SBIFF 2011 Modern Master Award given to Christopher Nolan, presented by Leonardo Dicaprio, at the Arlington Theatre Jan.30, 2011
Paul Wellman

Opinions vary widely when it comes to tastes in movies, especially in a definitely cross-cultural supermarket like the SBIFF, a full service festival. For this obsessive viewer’s money, the first truly great film seen at the fest was the 15th of the weekend, the stunning Romanian film If I Want to Whistle, I Whistle. Director Florin Serban’s film is a deceptively simple tale of a young prisoner festering with a volatile rage (with a staggeringly good performance by first-time actor George Pistereanu). Leave your brainwashed desire for generic movie formula behind and open your mind for new modes of cinematic expression, and a mind-opening experience awaits.

Things aren’t nearly as they seem in this near-masterpiece, by turns slow and stately and bursting with righteous rage, with each extreme radiating the other. We learn gradually and cryptically about the back story of our troubled protagonist’s life and plight, but all the story’s pieces are well in place, right through to the dreamy super-long take two shot of a couple in a coffee shop, a haunting and strangely calming denouement.

Although seemingly casual and quasi-cinema verite at times, the film is in fact a work of minimalist genius, which says a lot with a little and leaves a lingering hypnotic effect for those who plug into its special artistic voice. Serban is a new directorial force to reckon with.

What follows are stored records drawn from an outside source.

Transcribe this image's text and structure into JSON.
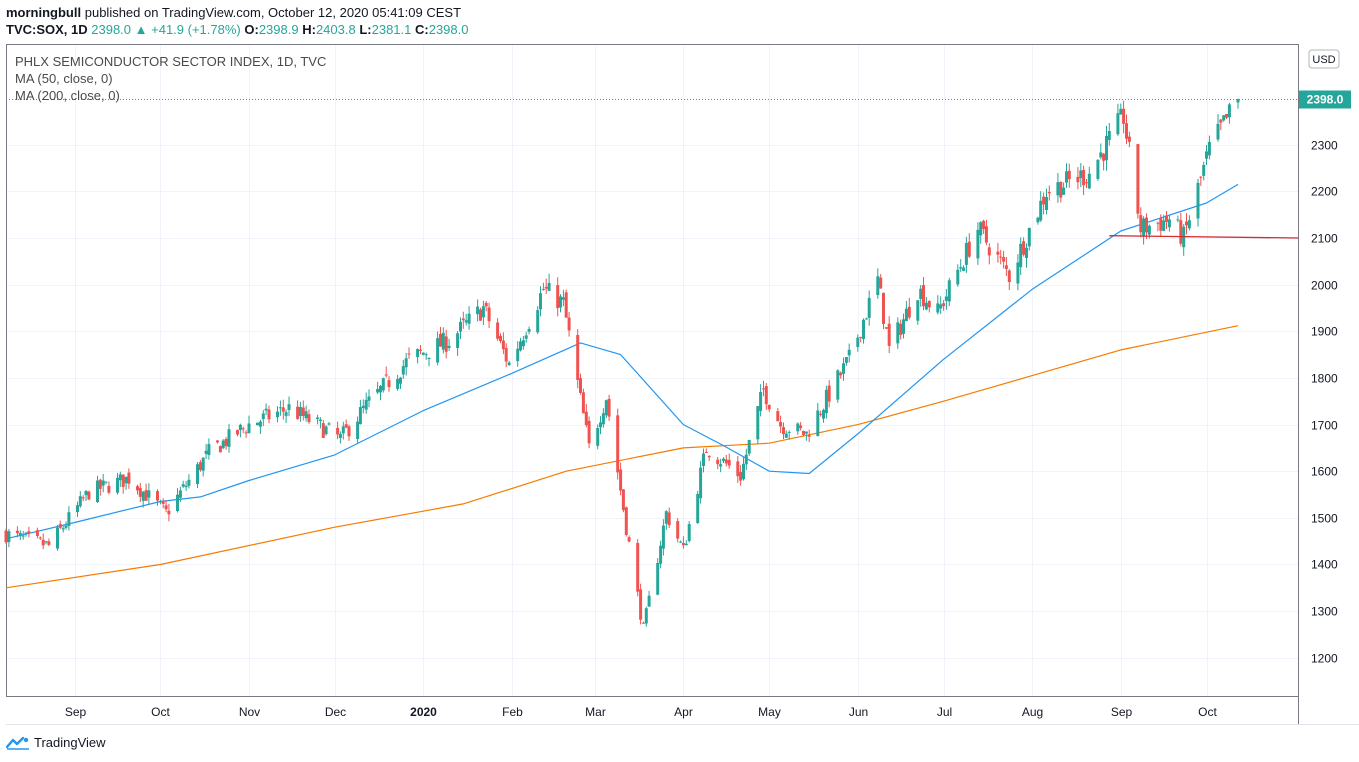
{
  "header": {
    "author": "morningbull",
    "published_text": "published on TradingView.com, October 12, 2020 05:41:09 CEST",
    "symbol": "TVC:SOX, 1D",
    "last": "2398.0",
    "change": "▲ +41.9 (+1.78%)",
    "open_label": "O:",
    "open": "2398.9",
    "high_label": "H:",
    "high": "2403.8",
    "low_label": "L:",
    "low": "2381.1",
    "close_label": "C:",
    "close": "2398.0"
  },
  "legend": {
    "title": "PHLX SEMICONDUCTOR SECTOR INDEX, 1D, TVC",
    "ma50": "MA (50, close, 0)",
    "ma200": "MA (200, close, 0)"
  },
  "currency_badge": "USD",
  "last_price_label": "2398.0",
  "brand": "TradingView",
  "colors": {
    "up": "#26a69a",
    "down": "#ef5350",
    "ma50": "#2196f3",
    "ma200": "#f57c00",
    "support": "#d32f2f",
    "last_price": "#26a69a"
  },
  "chart_data": {
    "type": "candlestick",
    "y_axis_ticks": [
      1200,
      1300,
      1400,
      1500,
      1600,
      1700,
      1800,
      1900,
      2000,
      2100,
      2200,
      2300
    ],
    "ylim": [
      1118,
      2516
    ],
    "x_axis_labels": [
      {
        "label": "Sep",
        "date": "2019-09-01"
      },
      {
        "label": "Oct",
        "date": "2019-10-01"
      },
      {
        "label": "Nov",
        "date": "2019-11-01"
      },
      {
        "label": "Dec",
        "date": "2019-12-01"
      },
      {
        "label": "2020",
        "date": "2020-01-01"
      },
      {
        "label": "Feb",
        "date": "2020-02-01"
      },
      {
        "label": "Mar",
        "date": "2020-03-01"
      },
      {
        "label": "Apr",
        "date": "2020-04-01"
      },
      {
        "label": "May",
        "date": "2020-05-01"
      },
      {
        "label": "Jun",
        "date": "2020-06-01"
      },
      {
        "label": "Jul",
        "date": "2020-07-01"
      },
      {
        "label": "Aug",
        "date": "2020-08-01"
      },
      {
        "label": "Sep",
        "date": "2020-09-01"
      },
      {
        "label": "Oct",
        "date": "2020-10-01"
      }
    ],
    "xlim": [
      "2019-08-08",
      "2020-11-02"
    ],
    "last_price": 2398.0,
    "close_keypoints": [
      [
        "2019-08-08",
        1465
      ],
      [
        "2019-08-23",
        1440
      ],
      [
        "2019-09-06",
        1555
      ],
      [
        "2019-09-20",
        1585
      ],
      [
        "2019-10-03",
        1510
      ],
      [
        "2019-10-18",
        1640
      ],
      [
        "2019-11-01",
        1700
      ],
      [
        "2019-11-15",
        1735
      ],
      [
        "2019-12-03",
        1670
      ],
      [
        "2019-12-12",
        1740
      ],
      [
        "2019-12-27",
        1840
      ],
      [
        "2020-01-10",
        1880
      ],
      [
        "2020-01-22",
        1950
      ],
      [
        "2020-01-31",
        1830
      ],
      [
        "2020-02-12",
        1990
      ],
      [
        "2020-02-19",
        1960
      ],
      [
        "2020-02-28",
        1650
      ],
      [
        "2020-03-05",
        1760
      ],
      [
        "2020-03-12",
        1480
      ],
      [
        "2020-03-18",
        1260
      ],
      [
        "2020-03-26",
        1510
      ],
      [
        "2020-04-01",
        1430
      ],
      [
        "2020-04-09",
        1650
      ],
      [
        "2020-04-21",
        1590
      ],
      [
        "2020-04-29",
        1775
      ],
      [
        "2020-05-05",
        1700
      ],
      [
        "2020-05-14",
        1680
      ],
      [
        "2020-05-29",
        1840
      ],
      [
        "2020-06-08",
        2010
      ],
      [
        "2020-06-12",
        1860
      ],
      [
        "2020-06-22",
        1990
      ],
      [
        "2020-06-29",
        1940
      ],
      [
        "2020-07-13",
        2120
      ],
      [
        "2020-07-24",
        2020
      ],
      [
        "2020-08-06",
        2200
      ],
      [
        "2020-08-21",
        2240
      ],
      [
        "2020-09-02",
        2360
      ],
      [
        "2020-09-08",
        2120
      ],
      [
        "2020-09-18",
        2140
      ],
      [
        "2020-09-23",
        2100
      ],
      [
        "2020-10-02",
        2290
      ],
      [
        "2020-10-12",
        2398
      ]
    ],
    "ma50": [
      [
        "2019-08-08",
        1455
      ],
      [
        "2019-09-01",
        1490
      ],
      [
        "2019-10-01",
        1535
      ],
      [
        "2019-10-15",
        1545
      ],
      [
        "2019-11-01",
        1580
      ],
      [
        "2019-12-01",
        1635
      ],
      [
        "2020-01-01",
        1730
      ],
      [
        "2020-02-01",
        1810
      ],
      [
        "2020-02-25",
        1875
      ],
      [
        "2020-03-10",
        1850
      ],
      [
        "2020-04-01",
        1700
      ],
      [
        "2020-04-15",
        1655
      ],
      [
        "2020-05-01",
        1600
      ],
      [
        "2020-05-15",
        1595
      ],
      [
        "2020-06-01",
        1680
      ],
      [
        "2020-07-01",
        1840
      ],
      [
        "2020-08-01",
        1990
      ],
      [
        "2020-09-01",
        2115
      ],
      [
        "2020-10-01",
        2175
      ],
      [
        "2020-10-12",
        2215
      ]
    ],
    "ma200": [
      [
        "2019-08-08",
        1350
      ],
      [
        "2019-10-01",
        1400
      ],
      [
        "2019-12-01",
        1480
      ],
      [
        "2020-01-15",
        1530
      ],
      [
        "2020-02-20",
        1600
      ],
      [
        "2020-04-01",
        1650
      ],
      [
        "2020-05-01",
        1660
      ],
      [
        "2020-06-01",
        1700
      ],
      [
        "2020-07-01",
        1750
      ],
      [
        "2020-08-01",
        1805
      ],
      [
        "2020-09-01",
        1860
      ],
      [
        "2020-10-12",
        1912
      ]
    ],
    "support_line": {
      "from": [
        "2020-08-28",
        2105
      ],
      "to": [
        "2020-11-02",
        2100
      ]
    }
  }
}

Speaking of which…there was the magician director Christopher Nolan, on the Arlington stage for his show of shows on Sunday, looking like his Inception star and award presenter Leonardo DiCaprio. Part of the appeal was a sense of reassurance that he is such a seemingly calm, collected sort, for a man who has so deftly messed with our minds, in Memento and its big budget offspring, Inception. We expect James Cameron to be that way, but there is a maverick loose cannon artiste quality to Nolan’s best movies suggesting he might have a few wobbly mental screws to work out — on us, the willing and admiring audience.

But as he explained, quite clearly, and not in vague or backwards talk, he viewed Inception as his brand of James Bond movie, a more deep and personal variation on the blockbuster boffo biz he’s done between the cracks of his artier fare. He wants to create films involving “a conceptual process with grand scale action,” he said from the comfy chair onstage, and later expanded to comment that he was “trying to fuse my interest in some of my favorite filmmakers — Nicholas Roeg, Terrence Mallick — with… explosions, the entertainment side.” Mission accomplished.

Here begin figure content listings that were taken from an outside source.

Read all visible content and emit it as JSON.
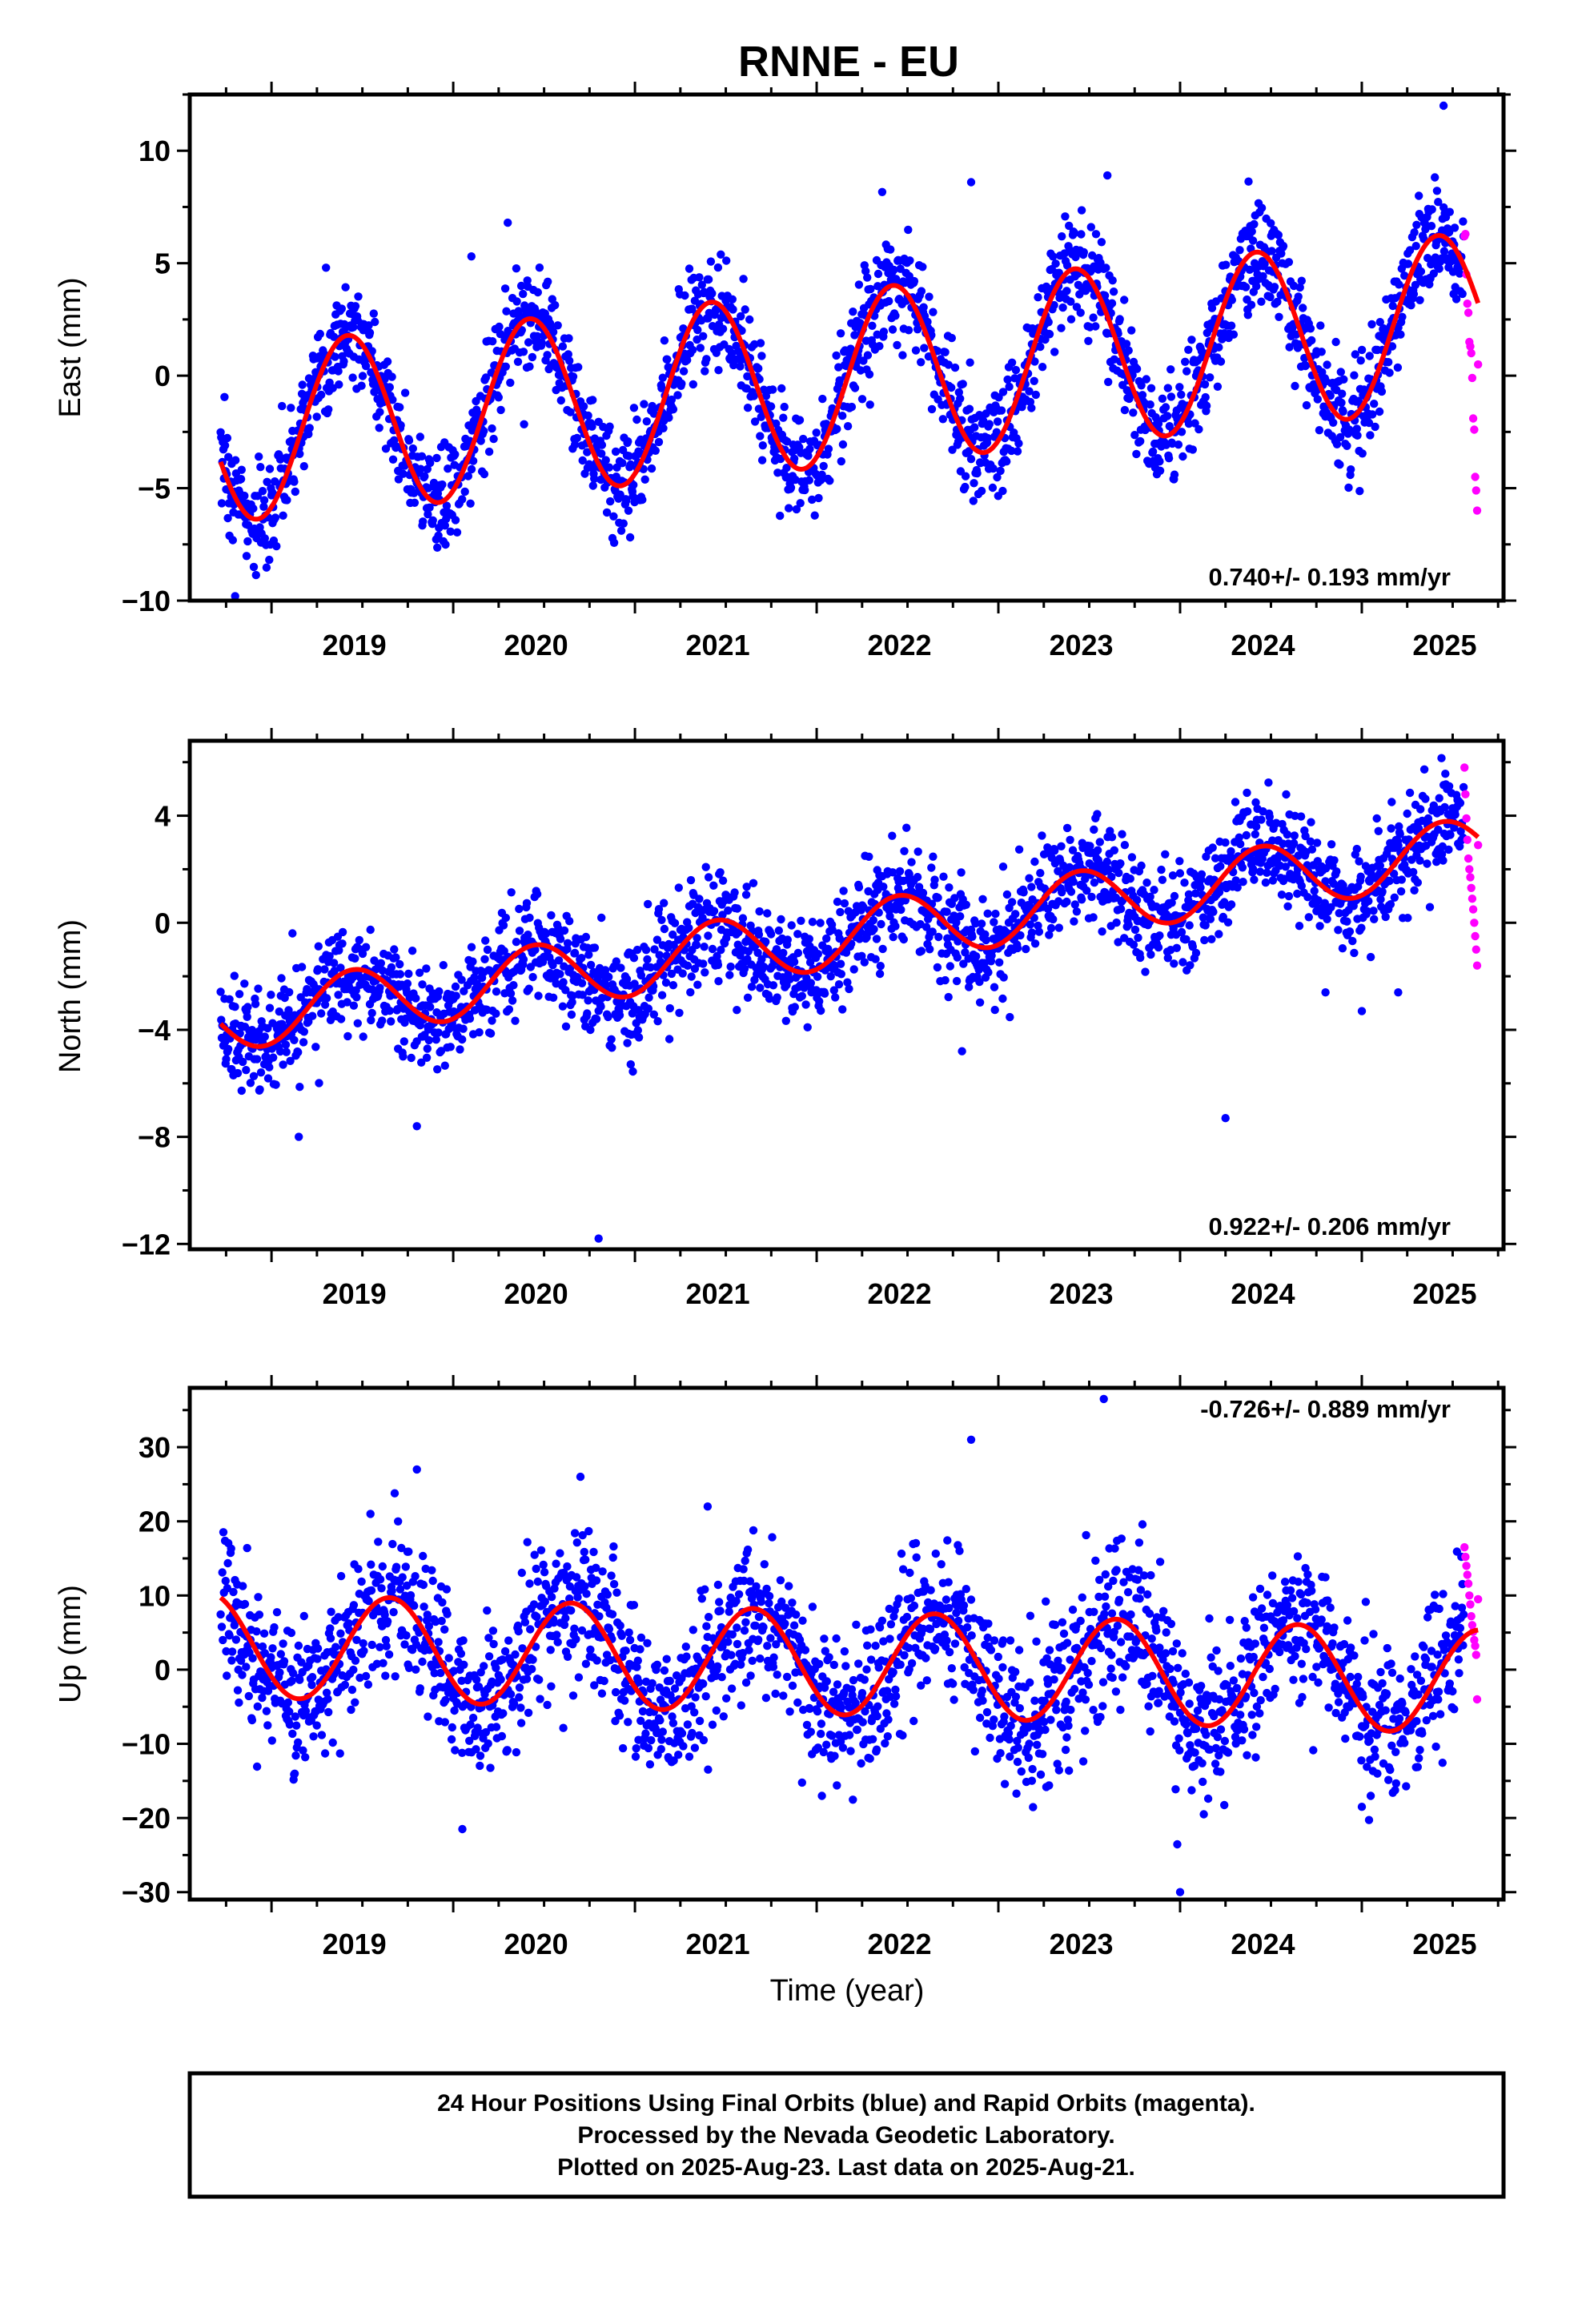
{
  "title": "RNNE - EU",
  "colors": {
    "final": "#0000ff",
    "rapid": "#ff00ff",
    "model": "#ff0000",
    "frame": "#000000"
  },
  "chart_data": [
    {
      "type": "scatter",
      "panel": "east",
      "ylabel": "East (mm)",
      "xlabel": "",
      "xlim": [
        2018.55,
        2025.78
      ],
      "ylim": [
        -10,
        12.5
      ],
      "yticks": [
        -10,
        -5,
        0,
        5,
        10
      ],
      "xticks": [
        2019,
        2020,
        2021,
        2022,
        2023,
        2024,
        2025
      ],
      "xtick_labels": [
        "2019",
        "2020",
        "2021",
        "2022",
        "2023",
        "2024",
        "2025"
      ],
      "rate_label": "0.740+/- 0.193 mm/yr",
      "rate_position": "bottom-right",
      "series": [
        {
          "name": "Final Orbits",
          "color": "#0000ff",
          "x_start": 2018.72,
          "x_end": 2025.56,
          "count": 2250,
          "scatter_sd": 1.2,
          "points_note": "daily solutions"
        },
        {
          "name": "Rapid Orbits",
          "color": "#ff00ff",
          "x_start": 2025.565,
          "x_end": 2025.64,
          "count": 15,
          "values": [
            6.2,
            6.3,
            4.5,
            3.2,
            2.8,
            1.5,
            1.3,
            1.0,
            -0.1,
            -1.9,
            -2.4,
            -4.5,
            -5.1,
            -6.0,
            0.5
          ]
        }
      ],
      "model": {
        "name": "Model fit",
        "color": "#ff0000",
        "ref_year": 2022.0,
        "intercept": -0.2,
        "trend": 0.74,
        "annual_amp": 3.9,
        "annual_peak": 0.42,
        "curve_x_start": 2018.72,
        "curve_x_end": 2025.64
      },
      "outliers": [
        [
          2025.45,
          12.0
        ],
        [
          2022.85,
          8.6
        ],
        [
          2023.6,
          8.9
        ],
        [
          2020.3,
          6.8
        ],
        [
          2019.3,
          4.8
        ],
        [
          2020.1,
          5.3
        ],
        [
          2018.8,
          -9.8
        ]
      ]
    },
    {
      "type": "scatter",
      "panel": "north",
      "ylabel": "North (mm)",
      "xlabel": "",
      "xlim": [
        2018.55,
        2025.78
      ],
      "ylim": [
        -12.2,
        6.8
      ],
      "yticks": [
        -12,
        -8,
        -4,
        0,
        4
      ],
      "xticks": [
        2019,
        2020,
        2021,
        2022,
        2023,
        2024,
        2025
      ],
      "xtick_labels": [
        "2019",
        "2020",
        "2021",
        "2022",
        "2023",
        "2024",
        "2025"
      ],
      "rate_label": "0.922+/- 0.206 mm/yr",
      "rate_position": "bottom-right",
      "series": [
        {
          "name": "Final Orbits",
          "color": "#0000ff",
          "x_start": 2018.72,
          "x_end": 2025.56,
          "count": 2250,
          "scatter_sd": 1.0
        },
        {
          "name": "Rapid Orbits",
          "color": "#ff00ff",
          "x_start": 2025.565,
          "x_end": 2025.64,
          "count": 15,
          "values": [
            5.8,
            4.8,
            3.9,
            3.1,
            2.4,
            2.0,
            1.7,
            1.3,
            0.9,
            0.5,
            0.0,
            -0.5,
            -1.0,
            -1.6,
            2.9
          ]
        }
      ],
      "model": {
        "name": "Model fit",
        "color": "#ff0000",
        "ref_year": 2022.0,
        "intercept": -0.6,
        "trend": 0.922,
        "annual_amp": 1.2,
        "annual_peak": 0.45,
        "curve_x_start": 2018.72,
        "curve_x_end": 2025.64
      },
      "outliers": [
        [
          2020.8,
          -11.8
        ],
        [
          2024.25,
          -7.3
        ],
        [
          2019.8,
          -7.6
        ],
        [
          2019.15,
          -8.0
        ],
        [
          2024.8,
          -2.6
        ],
        [
          2025.0,
          -3.3
        ],
        [
          2022.8,
          -4.8
        ],
        [
          2025.2,
          -2.6
        ]
      ]
    },
    {
      "type": "scatter",
      "panel": "up",
      "ylabel": "Up (mm)",
      "xlabel": "Time (year)",
      "xlim": [
        2018.55,
        2025.78
      ],
      "ylim": [
        -31,
        38
      ],
      "yticks": [
        -30,
        -20,
        -10,
        0,
        10,
        20,
        30
      ],
      "xticks": [
        2019,
        2020,
        2021,
        2022,
        2023,
        2024,
        2025
      ],
      "xtick_labels": [
        "2019",
        "2020",
        "2021",
        "2022",
        "2023",
        "2024",
        "2025"
      ],
      "rate_label": "-0.726+/- 0.889 mm/yr",
      "rate_position": "top-right",
      "series": [
        {
          "name": "Final Orbits",
          "color": "#0000ff",
          "x_start": 2018.72,
          "x_end": 2025.56,
          "count": 2250,
          "scatter_sd": 5.0
        },
        {
          "name": "Rapid Orbits",
          "color": "#ff00ff",
          "x_start": 2025.565,
          "x_end": 2025.64,
          "count": 15,
          "values": [
            16.5,
            15.2,
            14.0,
            12.8,
            11.6,
            10.0,
            8.8,
            7.2,
            6.0,
            5.1,
            4.0,
            3.2,
            2.0,
            -4.0,
            9.5
          ]
        }
      ],
      "model": {
        "name": "Model fit",
        "color": "#ff0000",
        "ref_year": 2022.0,
        "intercept": 1.0,
        "trend": -0.726,
        "annual_amp": 7.0,
        "annual_peak": 0.65,
        "curve_x_start": 2018.72,
        "curve_x_end": 2025.64
      },
      "outliers": [
        [
          2023.58,
          36.5
        ],
        [
          2022.85,
          31.0
        ],
        [
          2019.8,
          27.0
        ],
        [
          2024.0,
          -30.0
        ],
        [
          2020.05,
          -21.5
        ],
        [
          2020.7,
          26.0
        ],
        [
          2021.4,
          22.0
        ],
        [
          2025.0,
          -18.5
        ]
      ]
    }
  ],
  "footer": {
    "line1": "24 Hour Positions Using Final Orbits (blue) and Rapid Orbits (magenta).",
    "line2": "Processed by the Nevada Geodetic Laboratory.",
    "line3": "Plotted on 2025-Aug-23. Last data on 2025-Aug-21."
  }
}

Proving, as if we didn’t know it, that star actors far out-trump and out-titillate star directors, DiCaprio strode to the podium amidst a lightning blitzkrieg of flash photography, by professionals and scores of everyday folks (mostly female) and read a fairly formal speech. He lauded Nolan’s “exploration of consciousness and perception, the point where fantasy and reality intersect,” while preserving “emotional authenticity.” He then handed over the well-deserved SBIFF’s “Modern Master Award” (which hasn’t always gone to deserving parties: Will Smith), and Nolan ended the evening by promising his wife that he “won’t let all this attention go to my head.” Let’s hope not: We need artists of vision in Hollywood, and this guy qualifies.

Among other areas of programming strength, international cinema being the strongest, SBIFF has long been a reliable source for checking in on the vibrant yet not always publicly visible world of the documentary. One of the most moving this year (reportedly, as so far I’ve only scratched the surface of the list) is the unusually creative and poetic Chilean documentary/reportage/philosophical tone poem Nostalgia for the Light. It’s made with the kind of visual care and attention to light and detail we expect from sensitive feature films.

<em>Nostalgia for the Light</em>

In effect, director-writer Patricio Guzman has created a new beautiful mutant of a documentary, stitching together awe for the cosmos, the related science of astronomy, and the more ground-related explorations of archeology and, most tragically, those searching for evidence of the dark years of the “disappeared” during Pinochet’s reign of terror. Added to the list of list of creatively interrelated subjects is the filmmaker’s own nostalgia for the “light” of his Chilean childhood, pre-Pinochet, when a marble in a child’s pocket “could be a universe.” Guzman brilliantly cross-stitches those disparate threads into a fairly stunning, sad, and ultimately hopeful tapestry of a doc.